Continuous wavelet transform analysis of ERG in patients with diabetic retinopathy

• Published in: Documenta ophthalmologica Vol. 142; no. 3; pp. 305 - 314
• Main Authors: Ahmadieh, Hamid, Behbahani, Soroor, Safi, Sare
• Format: Journal Article
• Language: English
• Published: Berlin/Heidelberg Springer Berlin Heidelberg 01.06.2021; Springer Nature B.V
• Subjects: Blindness; Diabetes; Diabetes Mellitus; Diabetic retinopathy; Diabetic Retinopathy - diagnosis; Electroretinograms; Electroretinography; Eye; Humans; Medicine; Medicine & Public Health; Ophthalmology; Original Research Article; Photic Stimulation; Retina; Retinal Vessels; Retinopathy; Wavelet Analysis; Wavelet transforms; Diabetic retinopathy; Electroretinogram; Continuous wavelet transform; Dominant frequency
• ISSN: 0012-4486; 1573-2622; 1573-2622
• DOI: 10.1007/s10633-020-09805-9

Purpose Diabetic retinopathy (DR) is one of the leading causes of blindness worldwide.

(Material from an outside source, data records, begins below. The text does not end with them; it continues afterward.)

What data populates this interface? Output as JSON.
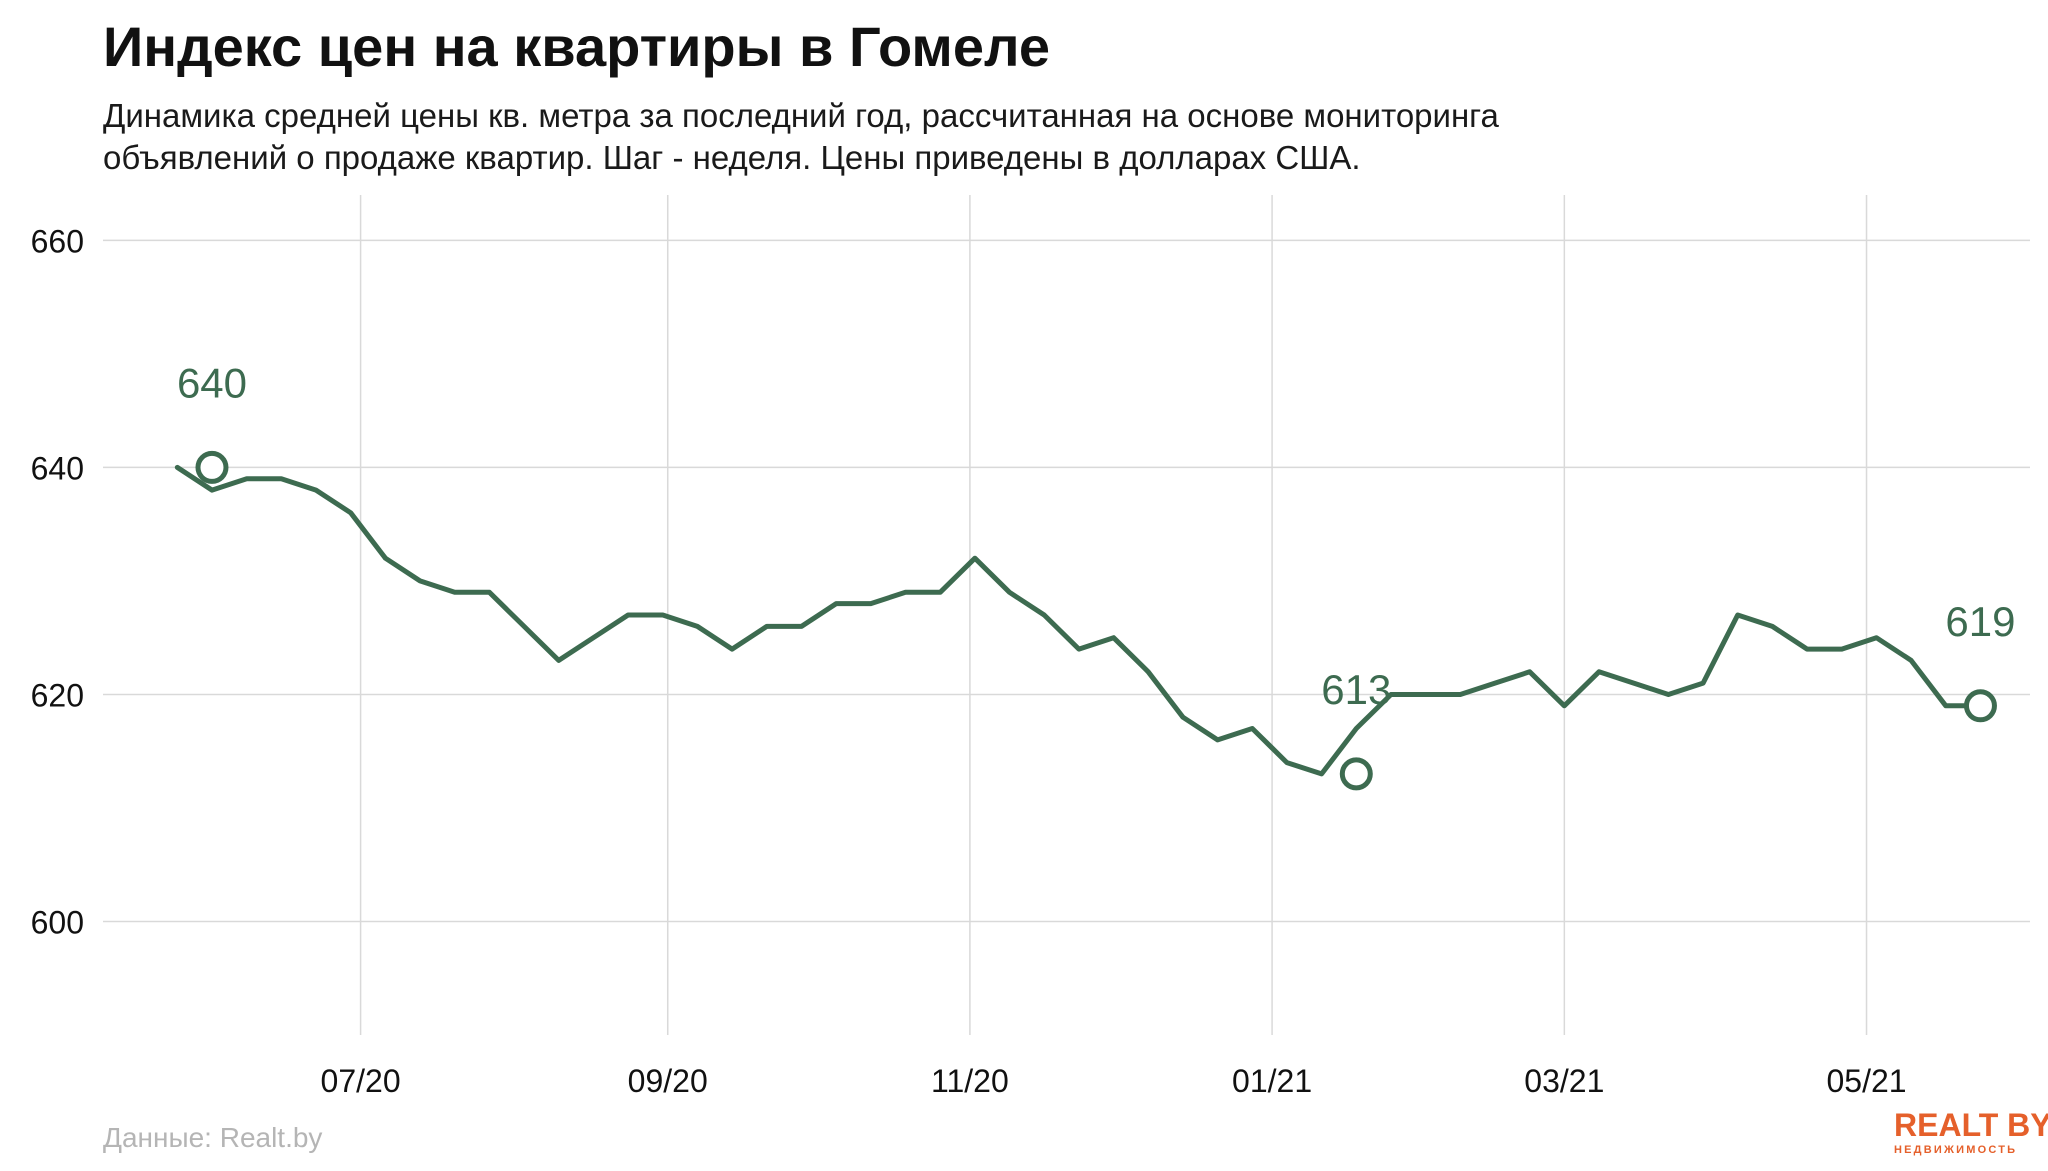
{
  "title": "Индекс цен на квартиры в Гомеле",
  "subtitle_lines": [
    "Динамика средней цены кв. метра за последний год, рассчитанная на основе мониторинга",
    "объявлений о продаже квартир. Шаг - неделя. Цены приведены в долларах США."
  ],
  "source": "Данные: Realt.by",
  "logo": {
    "name": "REALT BY",
    "tagline": "НЕДВИЖИМОСТЬ"
  },
  "colors": {
    "line": "#3d6b50",
    "grid": "#d9d9d9",
    "text": "#111111",
    "logo": "#e5602b"
  },
  "chart_data": {
    "type": "line",
    "title": "Индекс цен на квартиры в Гомеле",
    "xlabel": "",
    "ylabel": "",
    "ylim": [
      590,
      664
    ],
    "y_ticks": [
      600,
      620,
      640,
      660
    ],
    "y_tick_labels": [
      "600",
      "620",
      "640",
      "660"
    ],
    "x_ticks": [
      "2020-07-01",
      "2020-09-01",
      "2020-11-01",
      "2021-01-01",
      "2021-03-01",
      "2021-05-01"
    ],
    "x_tick_labels": [
      "07/20",
      "09/20",
      "11/20",
      "01/21",
      "03/21",
      "05/21"
    ],
    "grid": true,
    "series": [
      {
        "x": [
          "2020-05-25",
          "2020-06-01",
          "2020-06-08",
          "2020-06-15",
          "2020-06-22",
          "2020-06-29",
          "2020-07-06",
          "2020-07-13",
          "2020-07-20",
          "2020-07-27",
          "2020-08-03",
          "2020-08-10",
          "2020-08-17",
          "2020-08-24",
          "2020-08-31",
          "2020-09-07",
          "2020-09-14",
          "2020-09-21",
          "2020-09-28",
          "2020-10-05",
          "2020-10-12",
          "2020-10-19",
          "2020-10-26",
          "2020-11-02",
          "2020-11-09",
          "2020-11-16",
          "2020-11-23",
          "2020-11-30",
          "2020-12-07",
          "2020-12-14",
          "2020-12-21",
          "2020-12-28",
          "2021-01-04",
          "2021-01-11",
          "2021-01-18",
          "2021-01-25",
          "2021-02-01",
          "2021-02-08",
          "2021-02-15",
          "2021-02-22",
          "2021-03-01",
          "2021-03-08",
          "2021-03-15",
          "2021-03-22",
          "2021-03-29",
          "2021-04-05",
          "2021-04-12",
          "2021-04-19",
          "2021-04-26",
          "2021-05-03",
          "2021-05-10",
          "2021-05-17",
          "2021-05-24"
        ],
        "values": [
          640,
          638,
          639,
          639,
          638,
          636,
          632,
          630,
          629,
          629,
          626,
          623,
          625,
          627,
          627,
          626,
          624,
          626,
          626,
          628,
          628,
          629,
          629,
          632,
          629,
          627,
          624,
          625,
          622,
          618,
          616,
          617,
          614,
          613,
          617,
          620,
          620,
          620,
          621,
          622,
          619,
          622,
          621,
          620,
          621,
          627,
          626,
          624,
          624,
          625,
          623,
          619,
          619
        ],
        "annotations": [
          {
            "x": "2020-06-01",
            "y": 640,
            "label": "640"
          },
          {
            "x": "2021-01-18",
            "y": 613,
            "label": "613"
          },
          {
            "x": "2021-05-24",
            "y": 619,
            "label": "619"
          }
        ]
      }
    ]
  }
}
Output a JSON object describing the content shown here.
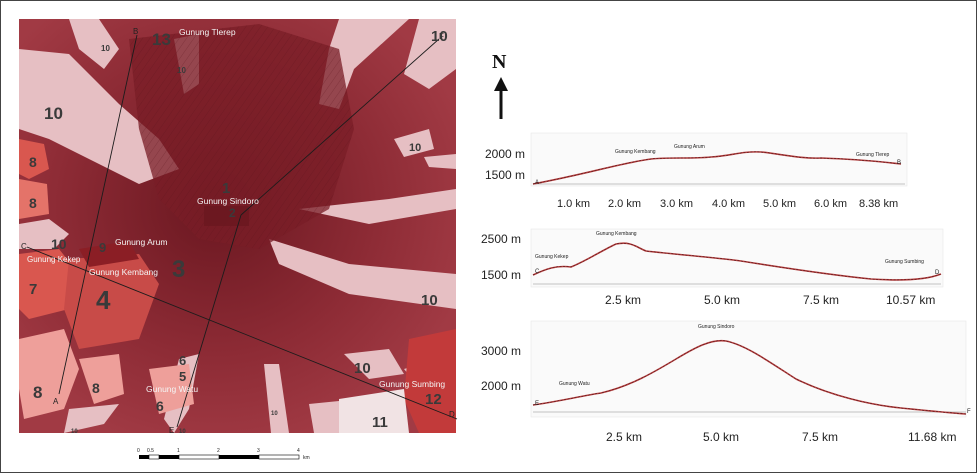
{
  "north_label": "N",
  "map": {
    "peak_labels": [
      {
        "key": "tlerep",
        "text": "Gunung Tlerep"
      },
      {
        "key": "sindoro",
        "text": "Gunung Sindoro"
      },
      {
        "key": "arum",
        "text": "Gunung Arum"
      },
      {
        "key": "kekep",
        "text": "Gunung Kekep"
      },
      {
        "key": "kembang",
        "text": "Gunung Kembang"
      },
      {
        "key": "watu",
        "text": "Gunung Watu"
      },
      {
        "key": "sumbing",
        "text": "Gunung Sumbing"
      }
    ],
    "section_points": [
      "A",
      "B",
      "C",
      "D",
      "E",
      "F"
    ],
    "unit_numbers": [
      "1",
      "2",
      "3",
      "4",
      "5",
      "6",
      "6",
      "6",
      "7",
      "8",
      "8",
      "8",
      "8",
      "9",
      "10",
      "10",
      "10",
      "10",
      "10",
      "10",
      "10",
      "10",
      "10",
      "10",
      "10",
      "11",
      "12",
      "13"
    ],
    "scale_bar": {
      "labels": [
        "0",
        "0.5",
        "1",
        "2",
        "3",
        "4"
      ],
      "unit": "km"
    },
    "colors": {
      "base": "#a13a44",
      "dark": "#6e1a22",
      "light": "#e6bfc3",
      "orange": "#d9574f",
      "highlight": "#ee9f9a"
    }
  },
  "profiles": [
    {
      "start": "A",
      "end": "B",
      "y_ticks": [
        "2000 m",
        "1500 m"
      ],
      "x_ticks": [
        "1.0 km",
        "2.0 km",
        "3.0 km",
        "4.0 km",
        "5.0 km",
        "6.0 km",
        "8.38 km"
      ],
      "annotations": [
        "Gunung Kembang",
        "Gunung Arum",
        "Gunung Tlerep"
      ]
    },
    {
      "start": "C",
      "end": "D",
      "y_ticks": [
        "2500 m",
        "1500 m"
      ],
      "x_ticks": [
        "2.5 km",
        "5.0 km",
        "7.5 km",
        "10.57 km"
      ],
      "annotations": [
        "Gunung Kekep",
        "Gunung Kembang",
        "Gunung Sumbing"
      ]
    },
    {
      "start": "E",
      "end": "F",
      "y_ticks": [
        "3000 m",
        "2000 m"
      ],
      "x_ticks": [
        "2.5 km",
        "5.0 km",
        "7.5 km",
        "11.68 km"
      ],
      "annotations": [
        "Gunung Watu",
        "Gunung Sindoro"
      ]
    }
  ]
}
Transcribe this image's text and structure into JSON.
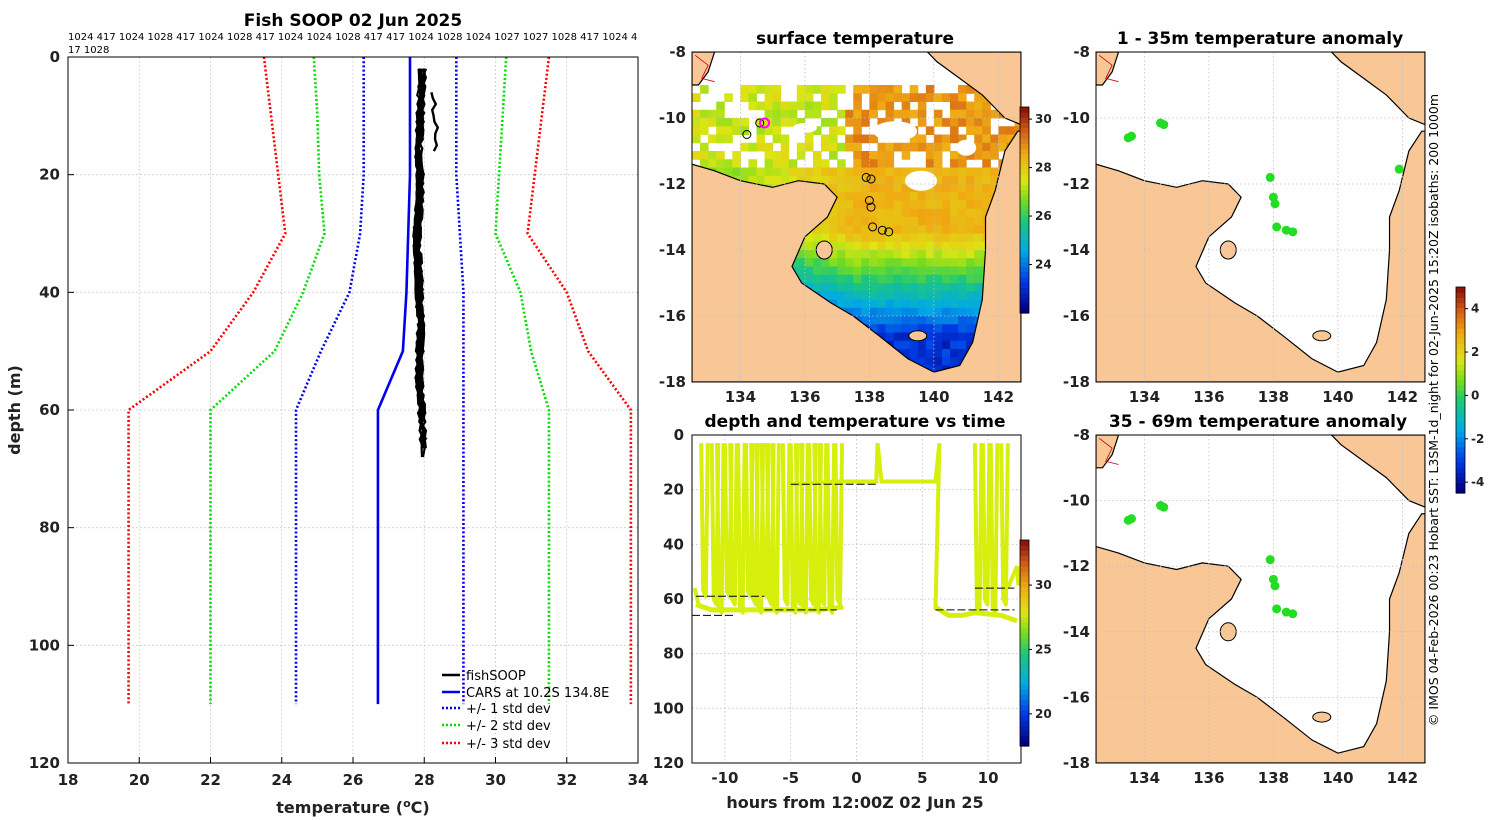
{
  "chart_data": [
    {
      "type": "line",
      "title": "Fish SOOP 02 Jun 2025",
      "xlabel": "temperature (°C)",
      "ylabel": "depth (m)",
      "xlim": [
        18,
        34
      ],
      "ylim": [
        0,
        120
      ],
      "y_reversed": true,
      "xticks": [
        18,
        20,
        22,
        24,
        26,
        28,
        30,
        32,
        34
      ],
      "yticks": [
        0,
        20,
        40,
        60,
        80,
        100,
        120
      ],
      "header_line1": "1024 417 1024 1028 417 1024 1028 417 1024 1024 1028 417 417 1024 1028 1024 1027 1027 1028 417 1024 4",
      "header_line2": "17 1028",
      "series": [
        {
          "name": "CARS at 10.2S 134.8E",
          "style": "solid",
          "color": "#0000ee",
          "temp": [
            27.6,
            27.6,
            27.6,
            27.55,
            27.5,
            27.4,
            26.7,
            26.7,
            26.7
          ],
          "depth": [
            0,
            10,
            20,
            30,
            40,
            50,
            60,
            80,
            110
          ]
        },
        {
          "name": "-1 std dev",
          "style": "dotted",
          "color": "#0000ee",
          "temp": [
            26.3,
            26.3,
            26.3,
            26.2,
            25.9,
            25.1,
            24.4,
            24.4,
            24.4
          ],
          "depth": [
            0,
            10,
            20,
            30,
            40,
            50,
            60,
            80,
            110
          ]
        },
        {
          "name": "+1 std dev",
          "style": "dotted",
          "color": "#0000ee",
          "temp": [
            28.9,
            28.9,
            28.9,
            29.0,
            29.1,
            29.1,
            29.1,
            29.1,
            29.1
          ],
          "depth": [
            0,
            10,
            20,
            30,
            40,
            50,
            60,
            80,
            110
          ]
        },
        {
          "name": "-2 std dev",
          "style": "dotted",
          "color": "#00dd00",
          "temp": [
            24.9,
            25.0,
            25.05,
            25.2,
            24.6,
            23.8,
            22.0,
            22.0,
            22.0
          ],
          "depth": [
            0,
            10,
            20,
            30,
            40,
            50,
            60,
            80,
            110
          ]
        },
        {
          "name": "+2 std dev",
          "style": "dotted",
          "color": "#00dd00",
          "temp": [
            30.3,
            30.2,
            30.1,
            30.0,
            30.7,
            31.0,
            31.5,
            31.5,
            31.5
          ],
          "depth": [
            0,
            10,
            20,
            30,
            40,
            50,
            60,
            80,
            110
          ]
        },
        {
          "name": "-3 std dev",
          "style": "dotted",
          "color": "#ff0000",
          "temp": [
            23.5,
            23.7,
            23.9,
            24.1,
            23.2,
            22.0,
            19.7,
            19.7,
            19.7
          ],
          "depth": [
            0,
            10,
            20,
            30,
            40,
            50,
            60,
            80,
            110
          ]
        },
        {
          "name": "+3 std dev",
          "style": "dotted",
          "color": "#ff0000",
          "temp": [
            31.5,
            31.3,
            31.1,
            30.9,
            32.0,
            32.6,
            33.8,
            33.8,
            33.8
          ],
          "depth": [
            0,
            10,
            20,
            30,
            40,
            50,
            60,
            80,
            110
          ]
        },
        {
          "name": "fishSOOP",
          "style": "solid",
          "color": "#000000",
          "temp": [
            27.95,
            27.9,
            27.85,
            27.9,
            27.8,
            27.85,
            27.9,
            27.85,
            27.95,
            28.0
          ],
          "depth": [
            2,
            8,
            16,
            22,
            30,
            38,
            46,
            54,
            62,
            69
          ]
        }
      ],
      "legend": [
        "fishSOOP",
        "CARS at 10.2S 134.8E",
        "+/- 1 std dev",
        "+/- 2 std dev",
        "+/- 3 std dev"
      ],
      "legend_position": "bottom-right"
    },
    {
      "type": "heatmap",
      "title": "surface temperature",
      "xlim": [
        132.5,
        142.7
      ],
      "ylim": [
        -18,
        -8
      ],
      "xticks": [
        134,
        136,
        138,
        140,
        142
      ],
      "yticks": [
        -8,
        -10,
        -12,
        -14,
        -16,
        -18
      ],
      "colorbar": {
        "ticks": [
          24,
          26,
          28,
          30
        ],
        "range": [
          22,
          30.5
        ]
      },
      "stations": [
        [
          134.2,
          -10.5
        ],
        [
          134.6,
          -10.15
        ],
        [
          137.9,
          -11.8
        ],
        [
          138.05,
          -11.85
        ],
        [
          138.0,
          -12.5
        ],
        [
          138.05,
          -12.7
        ],
        [
          138.1,
          -13.3
        ],
        [
          138.4,
          -13.4
        ],
        [
          138.6,
          -13.45
        ]
      ],
      "highlight_station": [
        134.75,
        -10.15
      ]
    },
    {
      "type": "scatter",
      "title": "depth and temperature vs time",
      "xlabel": "hours from 12:00Z 02 Jun 25",
      "xlim": [
        -12.5,
        12.5
      ],
      "ylim": [
        0,
        120
      ],
      "y_reversed": true,
      "xticks": [
        -10,
        -5,
        0,
        5,
        10
      ],
      "yticks": [
        0,
        20,
        40,
        60,
        80,
        100,
        120
      ],
      "colorbar": {
        "ticks": [
          20,
          25,
          30
        ],
        "range": [
          17.5,
          33.5
        ]
      },
      "points_color": "#d6ef0d"
    },
    {
      "type": "scatter",
      "title": "1 - 35m temperature anomaly",
      "xlim": [
        132.5,
        142.7
      ],
      "ylim": [
        -18,
        -8
      ],
      "xticks": [
        134,
        136,
        138,
        140,
        142
      ],
      "yticks": [
        -8,
        -10,
        -12,
        -14,
        -16,
        -18
      ],
      "points": [
        [
          133.5,
          -10.6
        ],
        [
          133.6,
          -10.55
        ],
        [
          134.5,
          -10.15
        ],
        [
          134.6,
          -10.2
        ],
        [
          137.9,
          -11.8
        ],
        [
          138.0,
          -12.4
        ],
        [
          138.05,
          -12.6
        ],
        [
          138.1,
          -13.3
        ],
        [
          138.4,
          -13.4
        ],
        [
          138.6,
          -13.45
        ],
        [
          141.9,
          -11.55
        ]
      ]
    },
    {
      "type": "scatter",
      "title": "35 - 69m temperature anomaly",
      "xlim": [
        132.5,
        142.7
      ],
      "ylim": [
        -18,
        -8
      ],
      "xticks": [
        134,
        136,
        138,
        140,
        142
      ],
      "yticks": [
        -8,
        -10,
        -12,
        -14,
        -16,
        -18
      ],
      "points": [
        [
          133.5,
          -10.6
        ],
        [
          133.6,
          -10.55
        ],
        [
          134.5,
          -10.15
        ],
        [
          134.6,
          -10.2
        ],
        [
          137.9,
          -11.8
        ],
        [
          138.0,
          -12.4
        ],
        [
          138.05,
          -12.6
        ],
        [
          138.1,
          -13.3
        ],
        [
          138.4,
          -13.4
        ],
        [
          138.6,
          -13.45
        ]
      ]
    }
  ],
  "anomaly_colorbar": {
    "ticks": [
      -4,
      -2,
      0,
      2,
      4
    ],
    "range": [
      -4.5,
      5
    ]
  },
  "side_note": "© IMOS 04-Feb-2026 00:23 Hobart SST: L3SM-1d_night for 02-Jun-2025 15:20Z isobaths: 200  1000m",
  "colors": {
    "land": "#f9c795",
    "ocean_bg": "#ffffff",
    "coast": "#000000",
    "river": "#cc0000",
    "anomaly_point": "#22dd22"
  }
}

Non-proliferative diabetic retinopathy (NPDR) is a stage of the disease that contains morphological and functional disruption of the retinal vasculature and dysfunction of retinal neurons. This study aimed to compare time and time–frequency-domain analysis in the evaluation of electroretinograms (ERGs) in subjects with NPDR. Method The ERG responses were recorded in 16 eyes from 12 patients with NPDR and 24 eyes from 12 healthy subjects as the control group. The implicit time, amplitude, and time–frequency-domain parameters of photopic and scotopic ERGs were analyzed. Results The implicit times of b-waves in the dark-adapted 10.0 ( P  = 0.0513) and light-adapted 3.0 ( P  = 0.0414) were significantly increased in the NPDR group. The amplitudes of a- and b-wave showed a significantly decreased dark-adapted 10.0 ( P  = 0.0212; P  = 0.0133) and light-adapted 3.0 ( P  = 0.0517; P  = 0.0021) ERG of the NPDR group. The Cohen's d effect size had higher values in the amplitude of dark-adapted 10.0 b-wave (| d |= 1.8058) and amplitude of light-adapted 3.0 b-wave (| d |= 1.9662). The CWT results showed that the frequency ranges of the dominant components in dark-adapted 10.0 and light-adapted 3.0 ERG were decreased in the NPDR group compared to the healthy group ( P  < 0.05). The times associated with the NDPR group's dominant components were increased compared to normal eyes in both dark-adapted 10.0 and light-adapted 3.0 ERG ( P  < 0.05). All Cohen's d effect sizes of the implicit times and dominant frequency components were on a large scale (| d |> 1). Conclusion These findings suggest that the time and time–frequency parameters of both photopic and scotopic ERGs can be good indicators for DR. However, time–frequency-domain analysis could present more information might be helpful in the assessment of the DR severity.